They all had rough childhoods.
Hardison got adopted by his Nana pretty young but he still had some bad experiences in the system. He had a few shitty foster parents before he met his Nana. He wasn’t the most athletic child, so he didn’t play sports, but he did get beat up now and then by kids from school. Hardison would also get bumps and bruises from playing in and exploring the world around him.
Parker had it pretty bad. She became a cat burglar at 9 or 10, a get-away driver before she became a car thief at 12, and she has always been a thief. Parker tried her best to be a better thief, not get caught, not get seen, not get hurt--but she was only a child. She went back and forth between being in the system with abusive foster parents and living on the streets, so she got hurt quite often despite trying her best to avoid it.
Eliot joined the military at 18, but even before that he got hurt. The first time his father hit him he was 7, it just got worse after that. Sometimes he got hurt defending his mom or just because his father was drunk and angry. Eliot grew up getting broken bones and bruises that were easily passed off as boys playing rough or football injuries. Eliot needed to get out as soon as he could, so he joined the military at 18, and got hurt ever since.
Soulmates were mildly common, about half of the population had one. Soulmates often shared pain, so when one of them was badly injured, the other could feel it. The other soulmate would feel the initial pain and then possibly a dumbed down version of the injury. If one soulmate broke a bone or got some other internal injury the other soulmate would feel it for a second and then possibly get a bruise or sprain in the same place, though the transmitted injuries faded much faster than the initial injury.
Some soulmates got temporary marks of where their soulmate’s surface injury was, similar to a rough tattoo of the scar their soulmate would have, or a design where the injury was, either mark faded at the same pace that the actual injury did. Marks like that were called ‘soulmarks’, because they were marks from your soulmate. Sometimes the soulmark was the initials of the person who caused the injury, or just a tattoo like mark of the injury, or both. Sometimes the soulmark or soulmarks would show up painlessly and sometimes they transmitted the pain of the injury.
Three way soulmates were extremely rare but not unheard of. There were a few legends of people who had two soulmates, though it was uncommon to say the least. Another story said that they weren’t that sparse, instead that about 5% of the population had two soulmates, but that they rarely found each other because there was an extra person to find.

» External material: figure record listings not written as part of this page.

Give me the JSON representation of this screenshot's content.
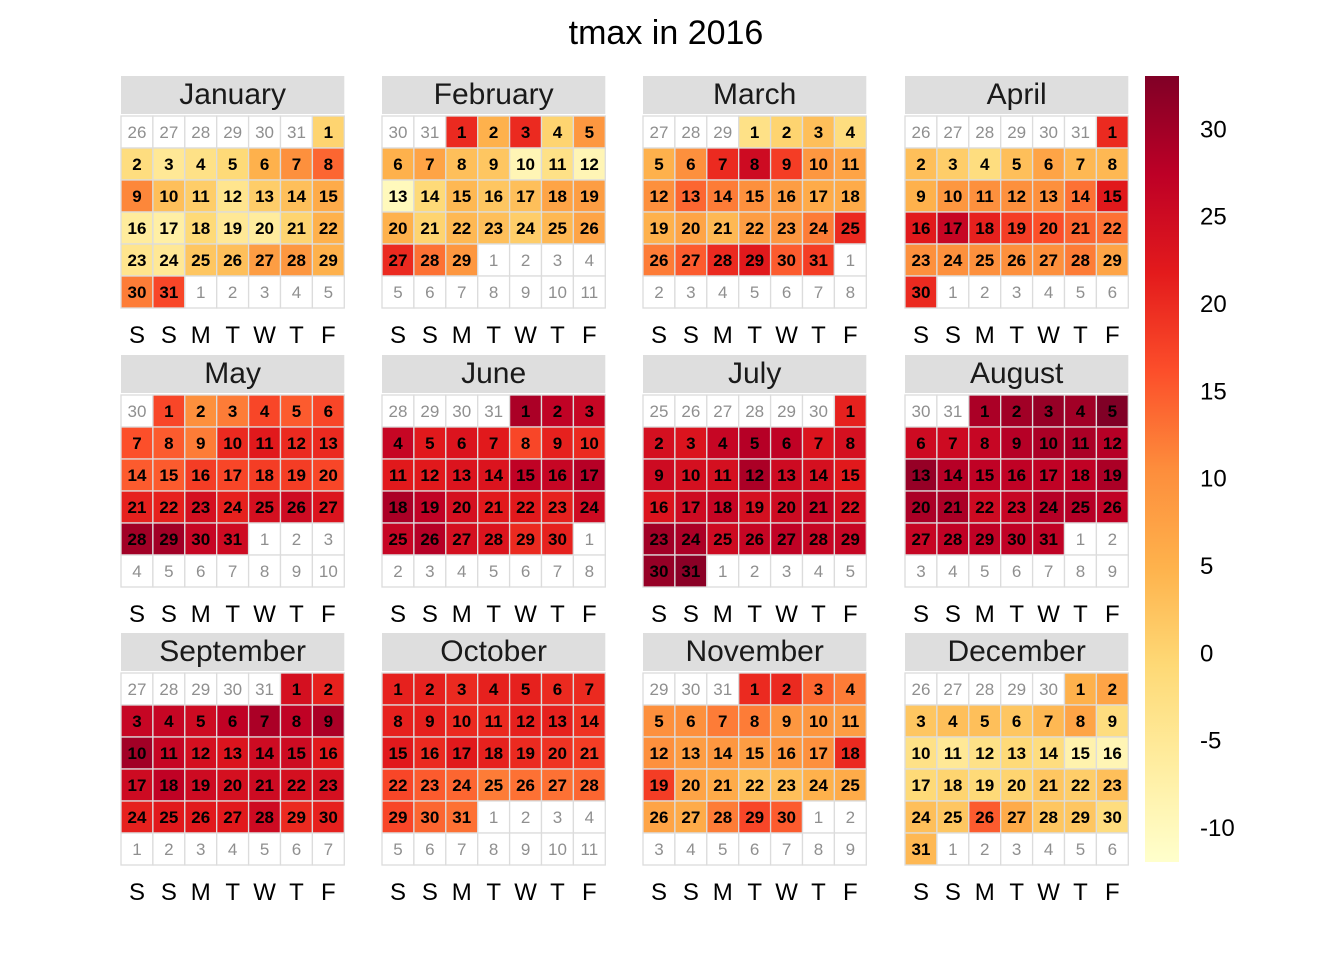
{
  "chart_data": {
    "type": "heatmap",
    "title": "tmax in 2016",
    "year": 2016,
    "colorbar": {
      "ticks": [
        "-10",
        "-5",
        "0",
        "5",
        "10",
        "15",
        "20",
        "25",
        "30"
      ],
      "range": [
        -12,
        33
      ],
      "palette": [
        "#ffffcc",
        "#ffeda0",
        "#fed976",
        "#feb24c",
        "#fd8d3c",
        "#fc4e2a",
        "#e31a1c",
        "#bd0026",
        "#800026"
      ]
    },
    "weekday_labels": [
      "S",
      "S",
      "M",
      "T",
      "W",
      "T",
      "F"
    ],
    "months": [
      {
        "name": "January",
        "values": [
          0,
          -2,
          -5,
          -3,
          -1,
          5,
          10,
          14,
          11,
          3,
          1,
          -4,
          1,
          3,
          6,
          -6,
          -7,
          -1,
          -5,
          -6,
          0,
          5,
          -4,
          -5,
          2,
          3,
          8,
          9,
          5,
          12,
          17
        ]
      },
      {
        "name": "February",
        "values": [
          20,
          5,
          20,
          0,
          9,
          5,
          7,
          3,
          2,
          -9,
          -3,
          -9,
          -10,
          -1,
          4,
          2,
          3,
          7,
          8,
          5,
          0,
          4,
          3,
          1,
          4,
          7,
          20,
          13,
          9,
          10
        ]
      },
      {
        "name": "March",
        "values": [
          -3,
          0,
          3,
          -2,
          5,
          10,
          20,
          25,
          18,
          9,
          7,
          10,
          14,
          12,
          10,
          8,
          6,
          6,
          5,
          7,
          4,
          8,
          9,
          12,
          20,
          12,
          15,
          20,
          22,
          15,
          18
        ]
      },
      {
        "name": "April",
        "values": [
          20,
          3,
          1,
          -2,
          3,
          7,
          4,
          4,
          5,
          9,
          10,
          10,
          10,
          13,
          22,
          22,
          26,
          21,
          18,
          16,
          14,
          13,
          10,
          10,
          10,
          10,
          10,
          12,
          7,
          20
        ]
      },
      {
        "name": "May",
        "values": [
          17,
          10,
          12,
          17,
          15,
          17,
          16,
          15,
          12,
          20,
          22,
          20,
          20,
          15,
          15,
          18,
          17,
          18,
          18,
          17,
          21,
          21,
          24,
          21,
          24,
          25,
          23,
          30,
          30,
          26,
          25
        ]
      },
      {
        "name": "June",
        "values": [
          29,
          27,
          26,
          26,
          22,
          23,
          22,
          17,
          21,
          20,
          22,
          22,
          23,
          23,
          27,
          26,
          28,
          29,
          27,
          24,
          22,
          22,
          21,
          25,
          26,
          28,
          24,
          23,
          20,
          21
        ]
      },
      {
        "name": "July",
        "values": [
          21,
          24,
          23,
          26,
          28,
          27,
          23,
          24,
          25,
          24,
          24,
          29,
          25,
          24,
          22,
          23,
          25,
          26,
          24,
          25,
          26,
          24,
          30,
          29,
          25,
          26,
          27,
          26,
          26,
          31,
          32
        ]
      },
      {
        "name": "August",
        "values": [
          29,
          30,
          31,
          30,
          33,
          25,
          25,
          26,
          28,
          29,
          29,
          28,
          31,
          28,
          27,
          27,
          27,
          27,
          29,
          29,
          29,
          25,
          26,
          28,
          28,
          27,
          26,
          27,
          27,
          27,
          27
        ]
      },
      {
        "name": "September",
        "values": [
          24,
          21,
          26,
          26,
          25,
          27,
          29,
          27,
          29,
          30,
          26,
          24,
          23,
          25,
          25,
          22,
          25,
          27,
          25,
          24,
          25,
          24,
          24,
          21,
          22,
          22,
          22,
          25,
          20,
          21
        ]
      },
      {
        "name": "October",
        "values": [
          21,
          21,
          20,
          21,
          21,
          20,
          20,
          21,
          21,
          20,
          20,
          21,
          21,
          19,
          22,
          20,
          22,
          21,
          20,
          19,
          18,
          17,
          15,
          14,
          12,
          13,
          13,
          14,
          17,
          14,
          13
        ]
      },
      {
        "name": "November",
        "values": [
          20,
          20,
          14,
          12,
          10,
          10,
          12,
          12,
          9,
          9,
          8,
          10,
          8,
          9,
          8,
          9,
          10,
          20,
          18,
          7,
          6,
          3,
          3,
          5,
          6,
          7,
          6,
          12,
          17,
          15
        ]
      },
      {
        "name": "December",
        "values": [
          5,
          7,
          2,
          3,
          3,
          2,
          4,
          7,
          -2,
          -3,
          -5,
          -3,
          -1,
          -2,
          -8,
          -9,
          -1,
          0,
          -1,
          0,
          2,
          1,
          3,
          3,
          2,
          15,
          6,
          2,
          2,
          -2,
          4
        ]
      }
    ]
  }
}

Parker learned about soulmates by listening to the people around her, some of her foster parents were soulmates, so she knew about shared pain and soulmarks.
Parker got hurt on the regular, whether it was abusive foster parents or the dangers of living on the streets and being a thief, but she knew her own body better than anything, so when she felt pain or got a bruise that faded within the hour where she hadn’t been injured, she wondered if she could possibly have a soulmate.

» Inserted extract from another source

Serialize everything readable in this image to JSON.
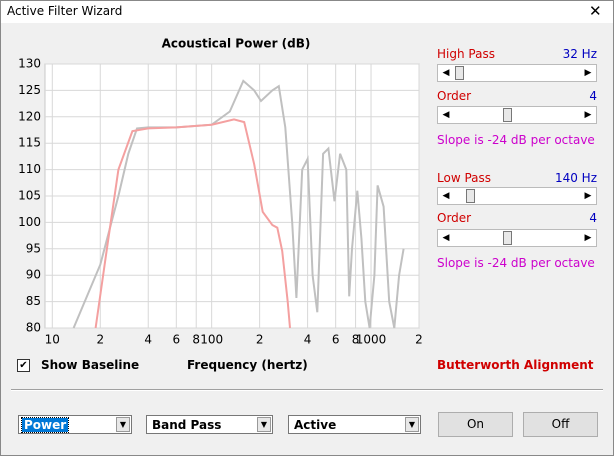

Hardison learned about soulmates much the same way, his previous foster parents were usually soulmates, and he heard other kids at school occasionally talking about soulmates.

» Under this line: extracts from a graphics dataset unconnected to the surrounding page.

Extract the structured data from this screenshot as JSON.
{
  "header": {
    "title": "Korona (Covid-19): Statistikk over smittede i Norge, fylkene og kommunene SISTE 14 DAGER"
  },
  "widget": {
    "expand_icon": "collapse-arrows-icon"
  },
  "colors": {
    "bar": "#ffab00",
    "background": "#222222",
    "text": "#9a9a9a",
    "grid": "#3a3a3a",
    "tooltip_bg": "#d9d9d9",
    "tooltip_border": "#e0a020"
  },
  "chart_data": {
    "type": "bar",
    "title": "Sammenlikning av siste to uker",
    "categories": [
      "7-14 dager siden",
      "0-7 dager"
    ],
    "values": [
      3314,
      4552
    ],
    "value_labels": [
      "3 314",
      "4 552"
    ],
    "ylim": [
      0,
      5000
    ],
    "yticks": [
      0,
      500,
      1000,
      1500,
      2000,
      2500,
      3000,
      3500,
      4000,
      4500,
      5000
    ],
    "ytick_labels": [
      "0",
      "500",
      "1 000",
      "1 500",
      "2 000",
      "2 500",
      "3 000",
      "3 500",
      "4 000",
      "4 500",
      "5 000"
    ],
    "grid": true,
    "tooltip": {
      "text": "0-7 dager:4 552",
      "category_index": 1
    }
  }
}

Hardison asked his Nana one day who was in the picture with her on the mantle, she told him about her soulmate, who had died in a car accident years prior, and about how wonderful he had been. Nana told him about shared pain and the different kinds of soulmarks and what they meant. Hardison thought that having a soulmate would be awesome, so he was understandably excited to meet them someday, but he also held onto some weariness. Hardison had seen too many soulmates whos relationships had gone horribly to wholeheartedly believe that he would be happy with his soulmate, but he also had the stories his Nana had told him about her and her soulmate, so he held onto hope.
Hardison often got pains and bruises in places he knew he hadn’t been injured, he told his Nana whenever they were bothering him. Whenever that would happen Nana would make him a cup of tea and they would sit and talk about soulmates and she would tell stories. One day Hardison told her that he was worried about his soulmate. He knew they were getting hurt a lot because he would get a lot of bruises that he had no idea where they came from, all he knew was that they faded very fast, and were often gone within about 5 hours of appearing. Hardison knew these bruises were from his soulmate, and he worried.
Eliot learned about soulmates very young, because his parents supposedly were. His parents didn’t have shared pain, but they had shared initials. Eliot blamed the universe for letting his father hurt his mom and not making him feel it, just him letting him get to see his initials all over her. Eliot’s anger at the universe and his father started as soon as he was old enough to understand.
Eliot’s mom told him about soulmates when he asked why his father’s initials were on her arm, she explained to him what soulmates were and that her and Eliot’s father were soulmates. Eliot asked her why his father hurt her if they were soulmates, and she sadly explained that sometimes the universe got it wrong.
Eliot grew up thinking that the concept of soulmates was a load of shit, because how could something so supposedly wonderful and good let his mom and him suffer for all those years. Eliot got hurt regularly, but he didn’t pay much attention or care where or why he hurt because he always hurt somewhere, so at first he didn’t notice the mysterious injuries or pains that faded a little too fast.